Sunday, January 26, 2003

Getting High on the Euro

The Euro continues its rise. For the prestige of the ECB and the standing of the EU I suppose this is a good sign. But since this rise is more a 'dollar fall' and since what the economists love to call the 'fundamentals' don't seem to justify it at all, permit me to have my doubts. With low uptake of new tecnologies, sluggish momentum from the US and downright deflation in Japan, and ageing populations perhaps it will be more like a reamke of an old Eastwood movie: Hang-em High 2.

Clearly the rise in the Euro will have a deflationary impact on the European economy generally (remember the Chinese Yuan is pegged to the dollar), exports will decline and imports rise, and with deflation and not inflation the buzzword, all this doesn't augur too well. As the article blogged below points out, Europe as a whole is twice as dependent on exports as the US, with Germany (the EU motor?) especially vulnerable:

The strengthening euro is beginning to pinch European exporters, and it is increasing expectations that the European Central Bank will cut interest rates this year. In recent weeks, international companies ranging from beer brewers to electronics manufacturers have warned that the appreciating currency is chipping away at foreign sales and profits. All other factors equal, a rising euro makes European goods more expensive overseas, and therefore less competitive, or yields exporters smaller earnings when they convert foreign profits into euros. The cries are loudest in Germany and Ireland, the two euro-zone countries most reliant on exports. Last week, the euro briefly rose above $1.05 to a three-year high. It traded at $1.0417 late Friday in New York, making for a 16% rise over the past year against the dollar and a 6% rise against a basket of major currencies used by the ECB.

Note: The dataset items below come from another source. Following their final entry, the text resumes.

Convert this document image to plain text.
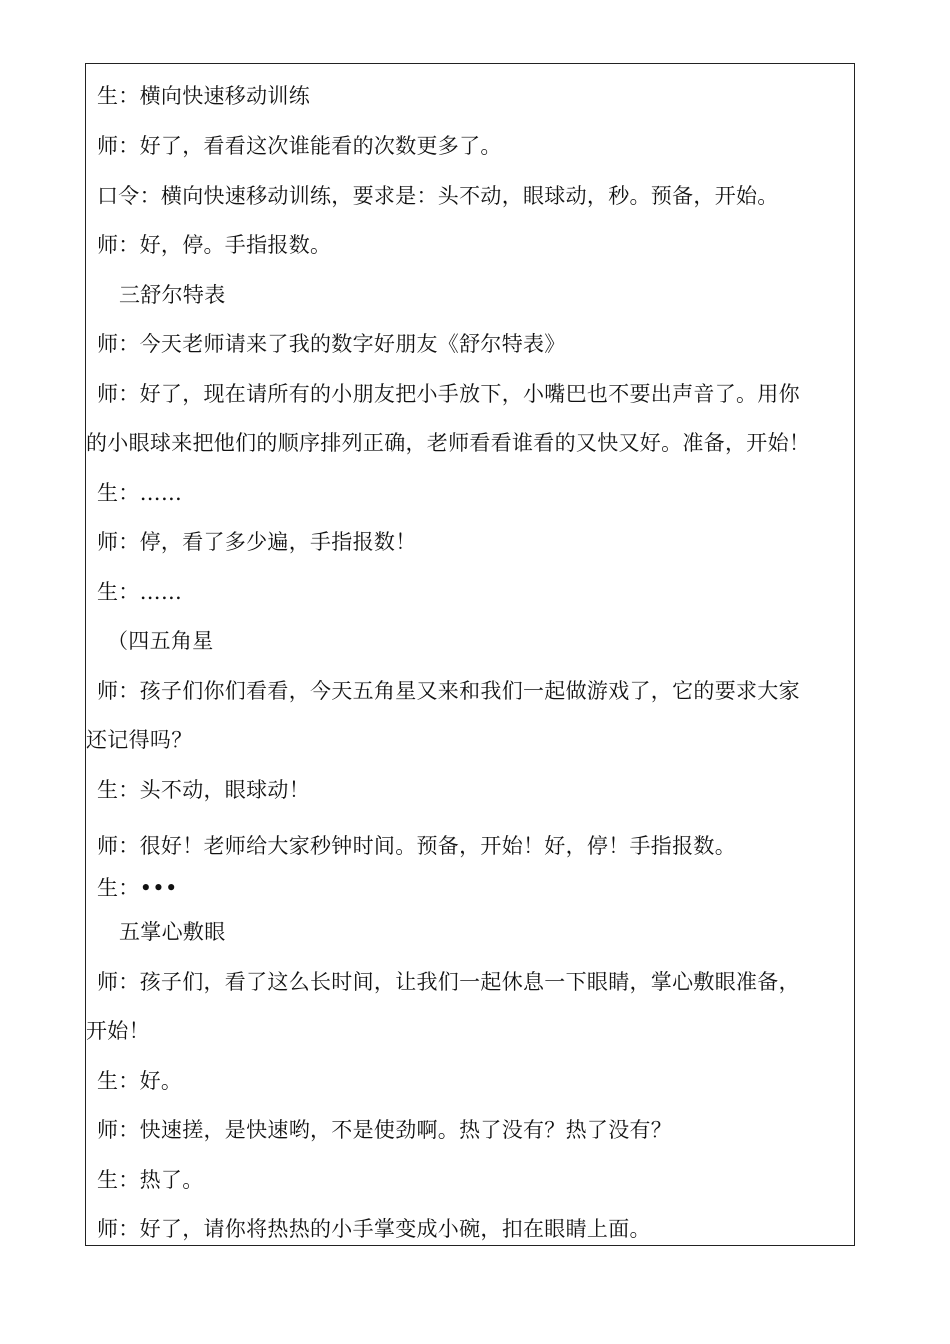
生：横向快速移动训练
师：好了，看看这次谁能看的次数更多了。
口令：横向快速移动训练，要求是：头不动，眼球动，秒。预备，开始。
师：好，停。手指报数。
三舒尔特表
师：今天老师请来了我的数字好朋友《舒尔特表》
师：好了，现在请所有的小朋友把小手放下，小嘴巴也不要出声音了。用你
的小眼球来把他们的顺序排列正确，老师看看谁看的又快又好。准备，开始！
生：……
师：停，看了多少遍，手指报数！
生：……
（四五角星
师：孩子们你们看看，今天五角星又来和我们一起做游戏了，它的要求大家
还记得吗？
生：头不动，眼球动！
师：很好！老师给大家秒钟时间。预备，开始！好，停！手指报数。
生：•••
五掌心敷眼
师：孩子们，看了这么长时间，让我们一起休息一下眼睛，掌心敷眼准备，
开始！
生：好。
师：快速搓，是快速哟，不是使劲啊。热了没有？热了没有？
生：热了。
师：好了，请你将热热的小手掌变成小碗，扣在眼睛上面。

The common currency was intended partly to help shield the 12-nation euro bloc from currency shocks by creating a large, unified economy. But Europe is still more sensitive to currency fluctuations than is the U.S., because Europe's economy is nearly twice as reliant on trade. The ECB estimates that a 5% increase in the euro sustained for a year can knock as much as 0.9 percentage point off annual growth, seven times the impact a similar rise in the dollar would have on the U.S. For Germany, the euro zone's largest economy, sales to the U.S. dropped 15% in euro terms during the first 10 months of 2002, compared with a 9% increase in 2001 and double-digit rises during the previous three years. By value, 40% of Germany's manufactured output is exported. One firm feeling the pinch is Siemens AG. The electronics firm generates about 80% of its sales outside Germany. In the year ended Sept. 30, sales slipped 3% to 84 billion euros and new orders declined 7% to 86.2 billion euros -- partly because of currency moves.